14th New York County District Attorney
- In office 1851–1854
- Preceded by: John McKeon
- Succeeded by: Lorenzo B. Shepard

Personal details
- Born: June 19, 1804 Newburyport, Massachusetts, U.S.
- Died: July 7, 1854 (aged 50) New Lebanon, New York, U.S.
- Party: Democratic
- Profession: attorney, politician

= N. Bowditch Blunt =

American politician

Nathaniel Bowditch Blunt (June 19, 1804 – July 17, 1854) was an American lawyer and politician from New York. He became the New York County district attorney in 1851.

==Early life==

Nathaniel Blunt was born on June 19, 1804, in Newburyport, Massachusetts. He was the youngest of four sons of Edmund March Blunt.

== Career ==
Blunt was a New York County district attorney from 1851 until his death in July 1854. He was elected in 1850 and 1853 on the Whig ticket. In 1853, he defeated the Democratic candidate Chauncey Shaffer by a majority of only 78 votes.

In 1851, Blunt appointed as his Assistant D.A. the then 24-year-old A. Oakey Hall, who was elected D.A. of New York in November 1854, and was Mayor of New York City from 1869 to 1872.

== Personal life ==
Blunt's daughter Lizzie Blunt died on September 8, 1862. She was married to Dr. A. Henry Thurston.

Nathaniel's oldest brother, Joseph Blunt, was New York County district attorney in 1858. The other two brothers, Edmund (1799-1866) and George William (1802-1878), followed their father's steps and got involved in nautical affairs.

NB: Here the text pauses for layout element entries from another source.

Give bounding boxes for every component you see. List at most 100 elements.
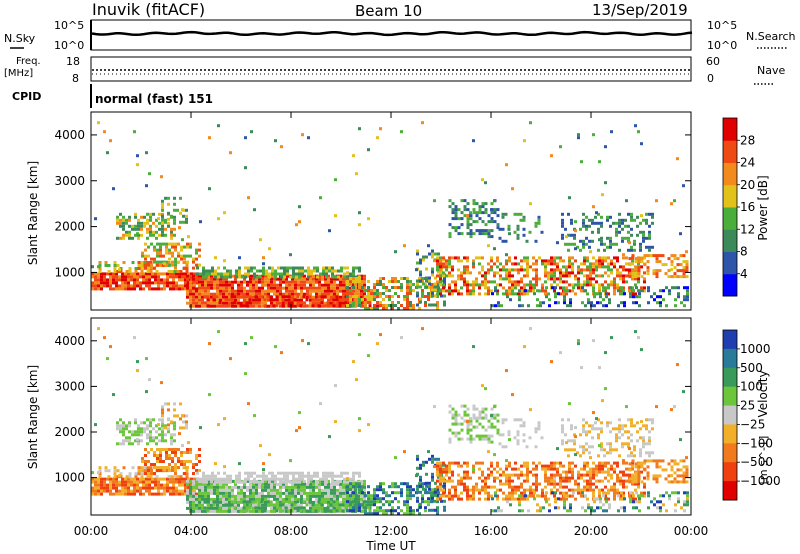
echo-cell <box>493 271 496 275</box>
echo-cell <box>274 139 277 143</box>
echo-cell <box>439 470 442 474</box>
echo-cell <box>570 424 573 428</box>
echo-cell <box>368 509 372 513</box>
echo-cell <box>222 280 225 284</box>
echo-cell <box>140 430 143 434</box>
echo-cell <box>161 430 164 434</box>
echo-cell <box>346 280 349 283</box>
echo-cell <box>501 421 505 425</box>
echo-cell <box>157 477 160 481</box>
echo-cell <box>321 286 324 290</box>
y-tick-label: 3000 <box>54 174 85 188</box>
echo-cell <box>478 286 481 290</box>
echo-cell <box>650 295 653 299</box>
echo-cell <box>360 292 363 296</box>
echo-cell <box>267 283 270 287</box>
echo-cell <box>612 221 615 225</box>
echo-cell <box>134 270 138 273</box>
echo-cell <box>358 471 361 475</box>
echo-cell <box>634 275 638 279</box>
echo-cell <box>683 298 686 302</box>
echo-cell <box>567 242 570 246</box>
echo-cell <box>148 275 151 279</box>
echo-cell <box>622 485 625 489</box>
echo-cell <box>589 473 592 477</box>
echo-cell <box>348 295 351 299</box>
echo-cell <box>272 298 276 302</box>
echo-cell <box>128 472 132 476</box>
echo-cell <box>360 283 363 287</box>
echo-cell <box>167 475 171 479</box>
echo-cell <box>457 277 460 281</box>
echo-cell <box>379 497 382 501</box>
echo-cell <box>597 221 600 225</box>
echo-cell <box>133 483 136 487</box>
echo-cell <box>616 259 619 263</box>
echo-cell <box>631 259 634 263</box>
echo-cell <box>574 482 577 486</box>
echo-cell <box>258 292 261 296</box>
echo-cell <box>523 139 526 143</box>
echo-cell <box>222 503 225 507</box>
echo-cell <box>252 482 255 486</box>
echo-cell <box>131 261 135 264</box>
echo-cell <box>187 281 190 285</box>
echo-cell <box>526 461 529 465</box>
echo-cell <box>439 479 442 483</box>
echo-cell <box>124 492 127 496</box>
echo-cell <box>109 477 112 481</box>
echo-cell <box>313 269 316 273</box>
echo-cell <box>156 469 159 472</box>
echo-cell <box>592 467 595 471</box>
echo-cell <box>136 232 139 236</box>
echo-cell <box>382 509 385 513</box>
echo-cell <box>178 477 181 481</box>
echo-cell <box>159 466 162 469</box>
echo-cell <box>260 500 264 504</box>
echo-cell <box>550 262 553 266</box>
echo-cell <box>247 266 250 270</box>
echo-cell <box>490 211 494 215</box>
echo-cell <box>273 482 276 486</box>
echo-cell <box>283 269 286 273</box>
echo-cell <box>358 266 361 270</box>
echo-cell <box>316 474 319 478</box>
echo-cell <box>163 483 166 487</box>
echo-cell <box>343 275 346 279</box>
echo-cell <box>445 268 448 272</box>
echo-cell <box>250 471 253 475</box>
echo-cell <box>571 262 574 266</box>
echo-cell <box>118 492 121 496</box>
echo-cell <box>148 489 151 493</box>
echo-cell <box>439 259 442 263</box>
echo-cell <box>561 439 564 443</box>
echo-cell <box>145 184 148 188</box>
echo-cell <box>272 503 276 507</box>
echo-cell <box>264 500 267 504</box>
echo-cell <box>579 239 582 243</box>
echo-cell <box>472 202 476 206</box>
echo-cell <box>156 454 159 457</box>
echo-cell <box>439 265 442 269</box>
echo-cell <box>436 473 439 477</box>
echo-cell <box>237 289 240 293</box>
echo-cell <box>181 287 184 291</box>
echo-cell <box>245 295 249 299</box>
echo-cell <box>137 427 140 431</box>
echo-cell <box>295 223 298 227</box>
echo-cell <box>279 494 282 498</box>
echo-cell <box>161 221 164 225</box>
echo-cell <box>148 287 151 291</box>
echo-cell <box>237 491 240 495</box>
echo-cell <box>472 497 475 501</box>
echo-cell <box>484 223 488 227</box>
echo-cell <box>106 489 109 493</box>
echo-cell <box>478 413 482 417</box>
echo-cell <box>388 494 391 498</box>
echo-cell <box>507 433 511 437</box>
echo-cell <box>391 506 394 510</box>
echo-cell <box>616 268 619 272</box>
echo-cell <box>279 289 282 293</box>
echo-cell <box>222 286 225 290</box>
echo-cell <box>434 303 437 307</box>
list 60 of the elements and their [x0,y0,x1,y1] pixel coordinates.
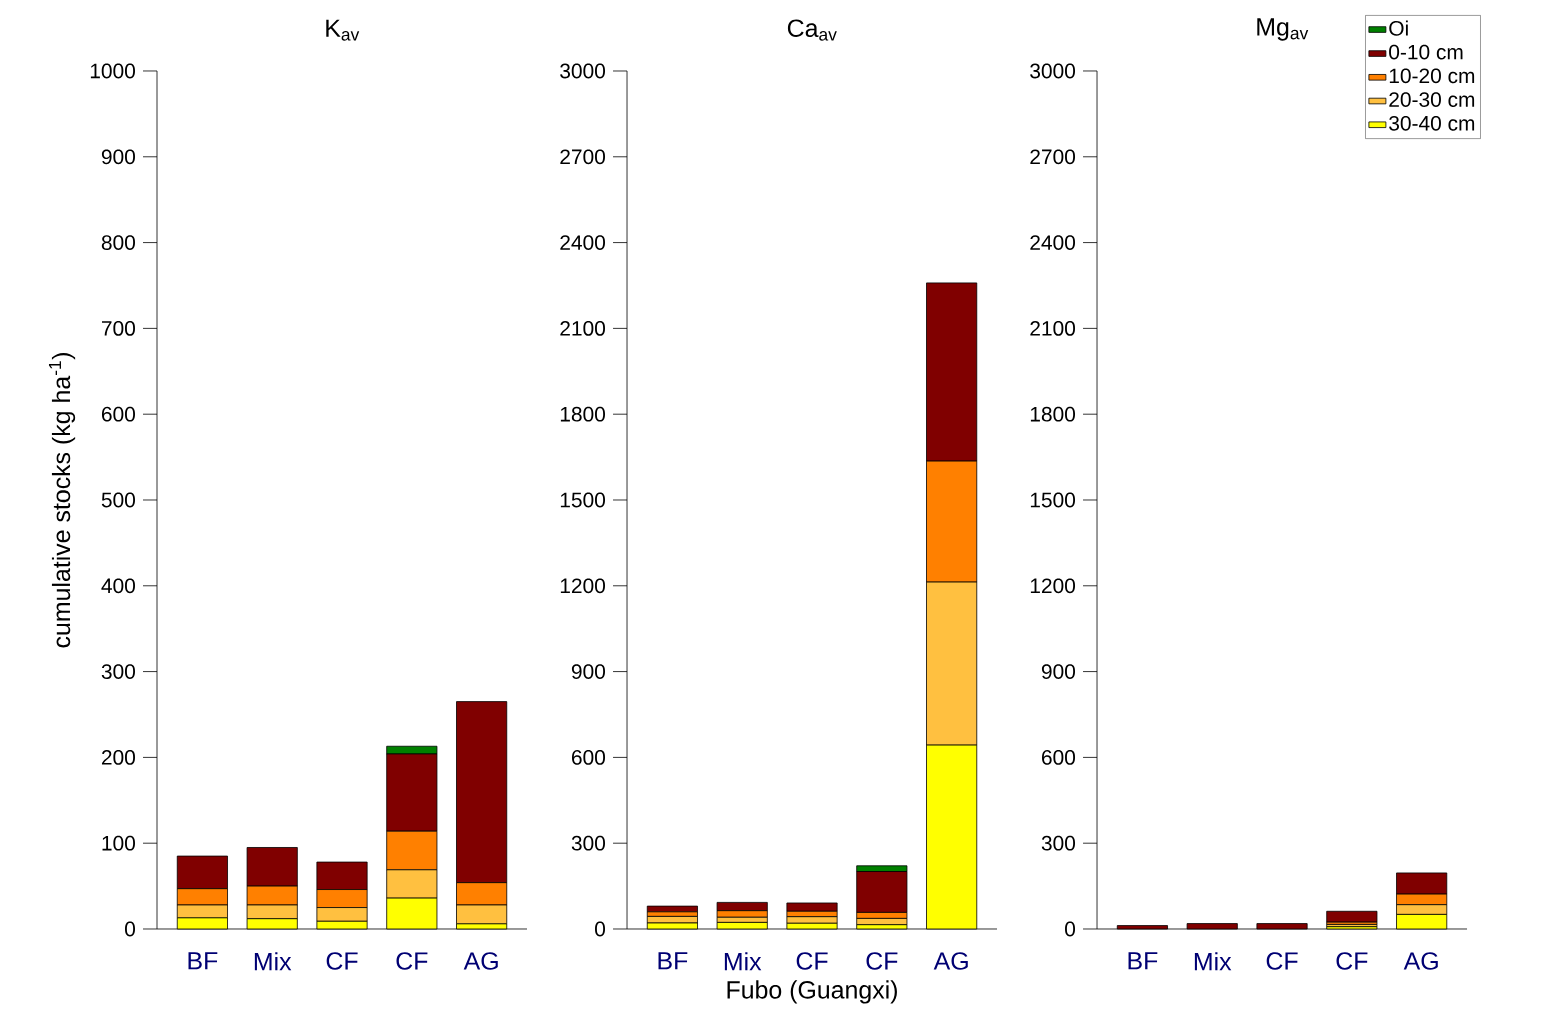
legend-label: 0-10 cm [1389,44,1463,60]
y-tick-label: 300 [101,664,135,679]
bar [646,905,698,913]
x-tick-label: CF [866,952,898,970]
chart-title: Ca$_{av}$ [787,19,837,41]
x-tick-label: AG [463,952,498,970]
y-tick-label: 500 [101,492,135,508]
y-tick-label: 600 [101,406,135,422]
x-axis-title: Fubo (Guangxi) [727,980,897,1004]
y-tick-label: 2400 [560,235,606,250]
y-tick-label: 300 [571,835,606,851]
x-tick-label: AG [933,952,968,970]
x-tick-label: CF [796,952,828,970]
y-tick-label: 900 [1041,664,1076,679]
y-tick-label: 900 [571,664,606,679]
y-axis-title: cumulative stocks (kg ha$^{-1}$) [48,353,76,648]
y-tick-label: 100 [102,835,135,851]
y-tick-label: 2700 [560,149,606,165]
x-tick-label: BF [188,952,218,970]
y-tick-label: 400 [101,578,135,594]
legend-label: 10-20 cm [1389,68,1475,84]
y-tick-label: 2700 [1030,149,1076,165]
y-tick-label: 1200 [1030,578,1076,594]
legend-label: Oi [1389,20,1408,36]
legend-label: 20-30 cm [1389,92,1475,107]
x-tick-label: CF [1336,952,1368,970]
y-tick-label: 0 [595,921,606,937]
y-tick-label: 1500 [1030,492,1076,508]
y-tick-label: 900 [101,149,135,165]
x-tick-label: CF [396,952,428,970]
y-tick-label: 1000 [90,63,135,79]
y-tick-label: 300 [1041,835,1076,851]
y-tick-label: 2100 [1030,320,1076,336]
y-tick-label: 1800 [1030,406,1076,422]
x-tick-label: Mix [724,952,762,971]
legend-label: 30-40 cm [1389,115,1475,131]
y-tick-label: 1800 [560,406,606,422]
y-tick-label: 600 [1042,749,1076,765]
x-tick-label: Mix [1194,952,1232,971]
y-tick-label: 200 [101,749,135,765]
y-tick-label: 0 [1065,921,1076,937]
y-tick-label: 1200 [560,578,606,594]
y-tick-label: 800 [101,235,135,250]
y-tick-label: 600 [572,749,606,765]
x-tick-label: CF [1266,952,1298,970]
y-tick-label: 0 [125,921,136,937]
chart-title: K$_{av}$ [326,19,360,41]
chart-title: Mg$_{av}$ [1257,18,1309,41]
y-tick-label: 2400 [1030,235,1076,250]
x-tick-label: BF [1128,952,1158,970]
x-tick-label: CF [326,952,358,970]
y-tick-label: 3000 [560,63,606,79]
x-tick-label: Mix [254,952,292,971]
x-tick-label: AG [1403,952,1438,970]
y-tick-label: 3000 [1030,63,1076,79]
y-tick-label: 700 [102,320,135,336]
y-tick-label: 1500 [560,492,606,508]
y-tick-label: 2100 [560,320,606,336]
bar [786,902,838,912]
x-tick-label: BF [658,952,688,970]
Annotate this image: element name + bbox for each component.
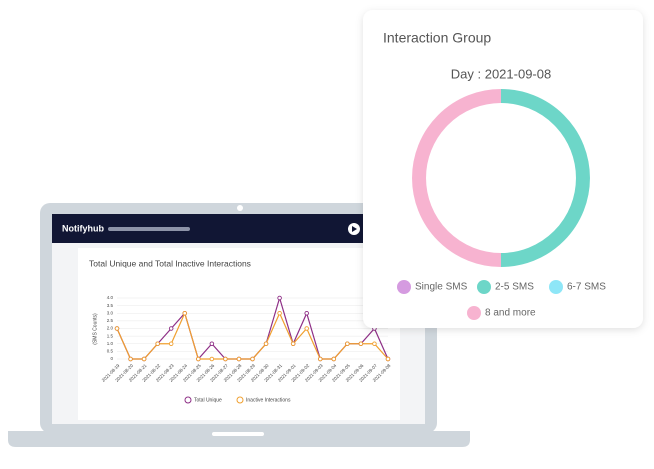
y-tick-label: 0 bbox=[110, 356, 113, 361]
chart-card bbox=[78, 248, 400, 420]
y-tick-label: 3.5 bbox=[107, 303, 114, 308]
y-tick-label: 4.0 bbox=[107, 295, 114, 300]
laptop-notch bbox=[212, 432, 264, 436]
legend-label: Inactive Interactions bbox=[246, 397, 291, 403]
point bbox=[155, 341, 160, 347]
point bbox=[114, 326, 120, 331]
line-chart: Total Unique and Total Inactive Interact… bbox=[89, 258, 392, 404]
legend-marker bbox=[549, 280, 563, 294]
brand: Notifyhub bbox=[62, 223, 104, 233]
point bbox=[128, 356, 133, 362]
point bbox=[277, 295, 282, 301]
y-tick-label: 2.5 bbox=[107, 318, 114, 323]
point bbox=[223, 356, 228, 362]
play-icon bbox=[352, 226, 357, 232]
y-axis-label: (SMS Counts) bbox=[92, 313, 98, 345]
legend-marker bbox=[184, 396, 192, 404]
point bbox=[304, 326, 309, 331]
legend-label: 2-5 SMS bbox=[495, 282, 534, 293]
donut-card bbox=[363, 10, 643, 328]
point bbox=[209, 356, 215, 362]
donut-segment bbox=[412, 89, 502, 267]
point bbox=[345, 341, 350, 347]
donut-segment bbox=[500, 89, 590, 267]
legend-label: 8 and more bbox=[485, 308, 536, 319]
legend-label: Total Unique bbox=[194, 397, 222, 403]
y-tick-label: 0.5 bbox=[107, 349, 114, 354]
point bbox=[385, 356, 391, 362]
legend-marker bbox=[467, 306, 481, 320]
point bbox=[168, 341, 174, 347]
y-tick-label: 3.0 bbox=[107, 310, 114, 315]
y-tick-label: 1.5 bbox=[107, 333, 114, 338]
y-tick-label: 1.0 bbox=[107, 341, 114, 346]
point bbox=[331, 356, 337, 362]
legend-marker bbox=[236, 396, 244, 404]
legend-label: 6-7 SMS bbox=[567, 282, 606, 293]
point bbox=[263, 341, 269, 347]
point bbox=[304, 311, 309, 316]
point bbox=[196, 356, 201, 362]
laptop-base bbox=[8, 431, 470, 447]
legend-marker bbox=[477, 280, 491, 294]
point bbox=[141, 356, 147, 362]
chart-title: Total Unique and Total Inactive Interact… bbox=[89, 258, 251, 268]
legend-label: Single SMS bbox=[415, 282, 468, 293]
header-bar bbox=[108, 227, 190, 231]
chart-subtitle: Day : 2021-09-08 bbox=[451, 66, 551, 81]
donut-chart: Interaction Group Day : 2021-09-08 Singl… bbox=[383, 30, 606, 320]
legend-marker bbox=[397, 280, 411, 294]
point bbox=[168, 326, 174, 331]
point bbox=[318, 356, 323, 362]
card-title: Interaction Group bbox=[383, 30, 491, 46]
point bbox=[372, 341, 377, 347]
point bbox=[250, 356, 255, 362]
point bbox=[209, 341, 215, 347]
point bbox=[277, 311, 282, 316]
point bbox=[358, 341, 364, 347]
y-tick-label: 2.0 bbox=[107, 326, 114, 331]
point bbox=[182, 311, 187, 316]
point bbox=[290, 341, 296, 347]
camera bbox=[237, 205, 243, 211]
point bbox=[236, 356, 242, 362]
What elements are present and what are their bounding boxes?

Edmund assisted Ferdinand Rudolph Hassler in surveying the port of New York for the United States Coast Survey in 1817. George William Blunt was for decades a member, and later secretary, of the Board of Pilot Commissioners, and in 1857 was appointed a New York Harbor Commissioner. His nephew was Capt. Edmund Blunt.

Blunt died on July 17, 1854, in Lebanon Springs, Columbia County, New York.